In this report, Tanzania was rated 6.75 and ranked 97 out of 165 countries. In Sub-Sahara Africa, Tanzania is ranked eighth out of 47 countries and its overall score is above the Regional average, though it is below the world average.
The report has emphasized that economic freedom has a substantial impact on eliminating poverty and improving the well-being of Tanzanians.
According to the report, Tanzania’s score in sound money has been respectable at over 9.0. Credit provided to the private sector is promising, a reflection of sustained accommodative monetary policy and improving business conditions. Inflation has been stable as indicated by its level and standard deviation.
“Banks and financial institutions are allowed to provide access to foreign currency facilities to residents in respect of all current account payments and this has maintained at a high score through the period 2015-2019 because during the period there was no alteration in Government regulation in respect of ownership and operating foreign currency bank accounts,” the report said.
There has been minimal variation in freedom to trade internationally during the period 2015-2019. This is an indication of stability of government policy on regulations governing international trade.

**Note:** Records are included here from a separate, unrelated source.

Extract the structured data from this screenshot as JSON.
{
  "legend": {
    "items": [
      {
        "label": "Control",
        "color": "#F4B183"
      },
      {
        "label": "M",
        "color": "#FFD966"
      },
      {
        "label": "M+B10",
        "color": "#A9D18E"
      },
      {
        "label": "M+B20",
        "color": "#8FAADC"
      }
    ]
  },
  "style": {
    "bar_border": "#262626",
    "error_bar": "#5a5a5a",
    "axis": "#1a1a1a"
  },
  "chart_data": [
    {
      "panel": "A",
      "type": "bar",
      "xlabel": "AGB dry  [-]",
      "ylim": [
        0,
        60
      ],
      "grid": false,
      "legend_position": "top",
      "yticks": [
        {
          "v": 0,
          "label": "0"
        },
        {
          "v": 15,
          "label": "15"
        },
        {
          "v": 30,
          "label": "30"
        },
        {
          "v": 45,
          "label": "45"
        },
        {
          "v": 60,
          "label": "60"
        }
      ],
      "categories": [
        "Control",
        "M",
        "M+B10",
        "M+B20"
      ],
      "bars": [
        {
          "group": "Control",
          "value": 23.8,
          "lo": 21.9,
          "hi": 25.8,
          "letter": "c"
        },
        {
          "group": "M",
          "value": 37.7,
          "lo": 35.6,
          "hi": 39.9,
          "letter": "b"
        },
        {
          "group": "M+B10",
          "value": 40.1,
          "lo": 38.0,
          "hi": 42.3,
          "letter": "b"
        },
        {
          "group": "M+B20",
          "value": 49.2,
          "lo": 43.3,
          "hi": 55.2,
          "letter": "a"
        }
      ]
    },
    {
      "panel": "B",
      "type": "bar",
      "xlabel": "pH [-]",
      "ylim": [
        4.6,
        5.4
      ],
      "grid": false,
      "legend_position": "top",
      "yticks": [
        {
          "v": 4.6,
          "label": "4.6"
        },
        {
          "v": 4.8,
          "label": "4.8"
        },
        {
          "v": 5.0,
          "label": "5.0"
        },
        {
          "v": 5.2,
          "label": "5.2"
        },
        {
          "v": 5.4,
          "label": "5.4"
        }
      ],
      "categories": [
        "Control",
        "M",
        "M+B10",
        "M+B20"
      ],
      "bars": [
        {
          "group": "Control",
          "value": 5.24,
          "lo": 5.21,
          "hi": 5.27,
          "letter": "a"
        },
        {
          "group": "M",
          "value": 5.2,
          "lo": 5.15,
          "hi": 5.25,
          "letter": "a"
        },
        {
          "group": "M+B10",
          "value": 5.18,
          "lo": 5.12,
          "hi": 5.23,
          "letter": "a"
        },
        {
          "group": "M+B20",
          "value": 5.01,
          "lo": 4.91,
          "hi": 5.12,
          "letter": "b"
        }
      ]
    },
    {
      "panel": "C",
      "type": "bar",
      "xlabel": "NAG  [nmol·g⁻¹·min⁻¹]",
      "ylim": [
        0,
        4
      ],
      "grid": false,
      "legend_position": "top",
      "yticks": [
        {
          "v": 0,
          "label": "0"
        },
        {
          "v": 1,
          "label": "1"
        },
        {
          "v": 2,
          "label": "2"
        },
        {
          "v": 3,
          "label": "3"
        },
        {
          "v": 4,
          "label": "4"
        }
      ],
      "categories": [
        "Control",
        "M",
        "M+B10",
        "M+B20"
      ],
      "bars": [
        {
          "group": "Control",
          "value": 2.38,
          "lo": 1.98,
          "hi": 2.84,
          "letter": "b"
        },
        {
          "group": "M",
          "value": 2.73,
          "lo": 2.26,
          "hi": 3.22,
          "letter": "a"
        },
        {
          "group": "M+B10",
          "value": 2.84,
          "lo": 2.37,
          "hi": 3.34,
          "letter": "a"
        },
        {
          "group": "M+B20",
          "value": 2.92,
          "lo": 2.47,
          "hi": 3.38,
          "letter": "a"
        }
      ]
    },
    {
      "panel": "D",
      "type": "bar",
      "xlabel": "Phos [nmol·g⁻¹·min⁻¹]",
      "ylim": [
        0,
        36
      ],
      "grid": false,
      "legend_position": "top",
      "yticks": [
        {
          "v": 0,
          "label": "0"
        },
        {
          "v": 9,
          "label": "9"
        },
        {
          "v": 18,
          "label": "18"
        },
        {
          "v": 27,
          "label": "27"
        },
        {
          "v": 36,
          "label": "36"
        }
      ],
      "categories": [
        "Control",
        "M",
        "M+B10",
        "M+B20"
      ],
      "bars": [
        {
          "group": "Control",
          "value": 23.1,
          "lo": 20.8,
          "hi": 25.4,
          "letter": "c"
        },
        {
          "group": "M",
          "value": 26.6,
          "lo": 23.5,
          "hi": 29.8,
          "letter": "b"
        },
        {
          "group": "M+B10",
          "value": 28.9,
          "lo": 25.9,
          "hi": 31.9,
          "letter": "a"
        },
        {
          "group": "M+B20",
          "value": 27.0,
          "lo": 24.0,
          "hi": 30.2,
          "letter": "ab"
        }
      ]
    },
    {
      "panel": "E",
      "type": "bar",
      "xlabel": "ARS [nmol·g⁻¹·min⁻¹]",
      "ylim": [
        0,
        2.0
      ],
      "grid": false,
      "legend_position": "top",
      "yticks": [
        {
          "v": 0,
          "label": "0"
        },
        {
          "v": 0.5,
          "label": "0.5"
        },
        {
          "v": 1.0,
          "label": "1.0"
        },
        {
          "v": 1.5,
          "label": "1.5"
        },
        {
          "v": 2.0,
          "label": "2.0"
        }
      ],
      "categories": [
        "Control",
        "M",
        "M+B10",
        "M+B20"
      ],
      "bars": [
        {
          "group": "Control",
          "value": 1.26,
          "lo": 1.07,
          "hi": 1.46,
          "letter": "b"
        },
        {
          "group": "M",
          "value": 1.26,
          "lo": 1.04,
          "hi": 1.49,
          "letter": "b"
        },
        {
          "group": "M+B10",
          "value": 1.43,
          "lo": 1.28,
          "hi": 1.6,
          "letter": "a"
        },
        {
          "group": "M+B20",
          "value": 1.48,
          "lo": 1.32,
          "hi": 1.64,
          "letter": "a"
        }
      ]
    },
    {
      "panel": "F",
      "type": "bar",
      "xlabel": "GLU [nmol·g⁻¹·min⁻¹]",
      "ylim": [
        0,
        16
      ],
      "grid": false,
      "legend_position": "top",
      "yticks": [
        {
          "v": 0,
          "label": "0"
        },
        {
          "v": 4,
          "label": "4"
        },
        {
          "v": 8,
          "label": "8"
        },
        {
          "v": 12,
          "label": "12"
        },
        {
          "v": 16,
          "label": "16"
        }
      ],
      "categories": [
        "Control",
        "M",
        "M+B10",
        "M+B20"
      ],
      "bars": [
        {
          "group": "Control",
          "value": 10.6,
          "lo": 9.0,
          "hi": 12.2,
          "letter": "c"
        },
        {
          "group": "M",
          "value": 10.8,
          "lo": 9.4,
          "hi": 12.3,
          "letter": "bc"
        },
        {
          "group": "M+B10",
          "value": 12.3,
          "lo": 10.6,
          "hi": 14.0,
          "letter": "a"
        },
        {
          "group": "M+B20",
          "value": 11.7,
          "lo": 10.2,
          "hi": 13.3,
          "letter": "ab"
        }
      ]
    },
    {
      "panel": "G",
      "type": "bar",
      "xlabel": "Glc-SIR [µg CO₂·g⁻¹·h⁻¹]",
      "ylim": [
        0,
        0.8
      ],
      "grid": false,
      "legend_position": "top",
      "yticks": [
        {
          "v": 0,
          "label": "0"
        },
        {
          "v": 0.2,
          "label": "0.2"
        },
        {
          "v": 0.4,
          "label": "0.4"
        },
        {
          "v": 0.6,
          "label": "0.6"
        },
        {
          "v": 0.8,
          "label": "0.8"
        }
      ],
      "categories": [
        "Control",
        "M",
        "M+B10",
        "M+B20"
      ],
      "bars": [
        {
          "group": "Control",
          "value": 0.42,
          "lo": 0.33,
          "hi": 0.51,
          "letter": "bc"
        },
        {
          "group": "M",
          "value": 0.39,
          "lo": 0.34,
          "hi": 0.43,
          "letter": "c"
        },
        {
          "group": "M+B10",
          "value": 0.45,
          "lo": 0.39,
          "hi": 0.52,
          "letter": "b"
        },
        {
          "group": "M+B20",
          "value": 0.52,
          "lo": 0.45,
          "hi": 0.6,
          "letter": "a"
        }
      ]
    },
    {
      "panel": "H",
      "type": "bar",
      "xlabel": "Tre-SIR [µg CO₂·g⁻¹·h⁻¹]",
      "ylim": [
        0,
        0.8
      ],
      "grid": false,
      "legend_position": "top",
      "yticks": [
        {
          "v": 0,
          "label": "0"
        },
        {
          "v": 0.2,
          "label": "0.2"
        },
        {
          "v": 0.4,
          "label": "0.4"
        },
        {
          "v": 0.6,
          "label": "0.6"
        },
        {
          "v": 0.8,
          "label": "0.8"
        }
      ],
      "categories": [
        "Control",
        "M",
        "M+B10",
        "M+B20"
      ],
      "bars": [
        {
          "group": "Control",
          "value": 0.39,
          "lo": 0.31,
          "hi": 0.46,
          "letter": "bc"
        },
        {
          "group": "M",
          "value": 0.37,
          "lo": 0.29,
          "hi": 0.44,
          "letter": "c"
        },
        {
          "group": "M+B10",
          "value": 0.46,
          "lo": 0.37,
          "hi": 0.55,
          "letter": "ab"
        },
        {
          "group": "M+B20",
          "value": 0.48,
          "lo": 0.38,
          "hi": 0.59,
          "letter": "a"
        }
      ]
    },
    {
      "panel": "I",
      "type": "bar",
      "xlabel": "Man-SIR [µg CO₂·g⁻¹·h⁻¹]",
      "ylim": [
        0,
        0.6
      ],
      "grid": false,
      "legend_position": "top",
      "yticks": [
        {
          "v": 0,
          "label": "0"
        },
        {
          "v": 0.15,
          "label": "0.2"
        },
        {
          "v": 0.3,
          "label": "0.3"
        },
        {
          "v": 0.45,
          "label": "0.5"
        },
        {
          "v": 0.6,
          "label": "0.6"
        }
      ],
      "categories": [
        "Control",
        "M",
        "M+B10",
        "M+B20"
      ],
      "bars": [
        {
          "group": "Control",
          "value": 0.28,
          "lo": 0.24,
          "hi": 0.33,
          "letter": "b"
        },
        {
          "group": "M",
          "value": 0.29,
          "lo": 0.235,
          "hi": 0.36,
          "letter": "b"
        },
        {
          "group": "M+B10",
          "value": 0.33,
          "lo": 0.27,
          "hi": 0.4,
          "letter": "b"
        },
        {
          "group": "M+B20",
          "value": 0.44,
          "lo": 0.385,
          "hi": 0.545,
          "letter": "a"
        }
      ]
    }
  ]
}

The report noted that there has been minimal variation in freedom to trade internationally during the period 2015-2019, an indication of stability of government policy on regulations governing international trade.
“The score for revenue from trade taxes declined steadily from 8.82 in 2015 to 7.34 in 2019,” The findings revealed.
Tanzania performed poorly on the management of trade barriers and regulations, with the score being 2.91 in 2019, which was far less than average
Tanzania’s performance on the legal system and property rights however remained relatively the same with the highest being in 2017 at 5.57 and the lowest being 5.3 in 2019.